One cup, or about 165 g of the beans (mature seeds, boiled, cooked, without salt) contain:
Calories: 270 kcal
Total carbohydrate: 45 g
Dietary fiber: 12.5 g
Protein: 14.5 g
Saturated fat: 0.4 g
Monounsaturated fat: 1.0 g
Polyunsaturated fat: 1.9 g
Total fat: 4.2 g
Total Omega-3 fatty acids: 70.5 mg
Total Omega-6 fatty acids: 1825 mg
Vitamin A: 44.3 IU
Vitamin C: 2.1 mg
Vitamin E: 0.6 mg
Vitamin K: 6.6 mcg
Thiamine: 0.2 mg
Niacin: 0.9 mg
Riboflavin: 0.1 mg
Vitamin B6: 0.2 mg
Folate: 282 mcg
Pantothenic acid: 0.5 mg
Choline: 70.2 mg
Calcium: 80.4 mg
Magnesium: 78.7 mg
Phosphorus: 276 mg
Potassium: 477 mg
Iron: 4.7 mg
Sodium: 11.5 mg
Copper: 0.6 mg
Zinc: 2.5 mg
Selenium: 6.1 mcg
Manganese: 1.7 mg
Cholesterol: 0.0 mg
Water: 98.7 g
Ash: 1.5 g
You must have noticed that the beans are rich in calories. They are packed with proteins, carbohydrates, dietary fiber, various vitamins, and minerals. They are low in sugar, sodium, and fat. They do not contain cholesterol. The nutritional value of canned garbanzo beans is almost the same as that of homemade beans.
Provide Dietary Fiber
Like most other beans, these beans are a good source of cholesterol-lowering fiber. The soluble and insoluble dietary fiber help improve your digestive health.
The beans are rich in the trace mineral, molybdenum, an integral component of the enzyme sulfite oxidase, which is responsible for detoxifying sulfites. Sulfites are a type of preservative that are commonly present in foods like delicatessen salads and salad bars.
If you are sensitive to sulfites, you may experience rapid heartbeat, headache, or disorientation. Reaction to sulfites occurs if your molybdenum stores are insufficient to detoxify them.
Lower Risk of Heart Diseases
These beans help reduce the risk of heart diseases and heart attack as they help lower both total and LDL (bad) cholesterol.
Improve Overall Health
The significant quantities of folate and magnesium help lower the risk of heart diseases. Just one cup of cooked chickpeas provides 70.5% of the daily value (DV) for folate. Magnesium helps lessen resistance, and improves the flow of blood, oxygen, and nutrients throughout the body.
Stabilize Blood Sugar
As mentioned earlier, the soluble fibers help stabilize blood sugar levels. The beans are good for diabetic patients as they are rich in dietary fiber, and help prevent blood sugar levels from rising too rapidly after a meal.
Help Maintain Energy Levels
Manganese helps in energy production and in antioxidant defenses. Garbanzos promote slow burning of complex carbohydrates. They are capable of increasing your energy by replenishing your iron stores. The high protein content helps boost your energy levels. Pregnant and lactating women need more iron and protein, which they can easily obtain from these beans.
Lower Menopause Symptoms
Garbanzos contain flavonoids, which work as the female hormone estrogen, and help relieve menopause symptoms like hot flashes.
Low in fat
Low fat legumes are good substitutes for meat or animal products which are known to be high fat food products. If you consume these beans, combining with whole grains like rice, they provide fat-free high quality protein.
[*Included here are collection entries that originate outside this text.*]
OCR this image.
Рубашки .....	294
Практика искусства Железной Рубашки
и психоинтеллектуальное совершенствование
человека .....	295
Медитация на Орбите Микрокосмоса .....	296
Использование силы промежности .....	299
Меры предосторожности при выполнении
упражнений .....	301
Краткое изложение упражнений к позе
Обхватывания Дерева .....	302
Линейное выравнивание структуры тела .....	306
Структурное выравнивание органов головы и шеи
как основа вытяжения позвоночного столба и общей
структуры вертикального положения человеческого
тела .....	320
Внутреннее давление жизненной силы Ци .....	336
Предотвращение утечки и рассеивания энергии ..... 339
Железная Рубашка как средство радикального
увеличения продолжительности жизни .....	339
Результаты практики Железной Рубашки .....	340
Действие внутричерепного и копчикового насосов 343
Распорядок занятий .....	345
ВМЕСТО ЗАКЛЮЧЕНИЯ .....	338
Researchers studied the data related to higher consumption of dairy products in Northern Europe, higher consumption of meat in the U.S., higher consumption of vegetables, legumes, fish, and wine in Southern Europe, and higher consumption of cereals, soy products, and fish in Japan.
When they compared and analyzed the data in relation to the risk of death from heart disease, it was noticed that legumes were associated with a whopping 82% reduction in the risk! So, incorporate legumes in your diet and enjoy the health benefits.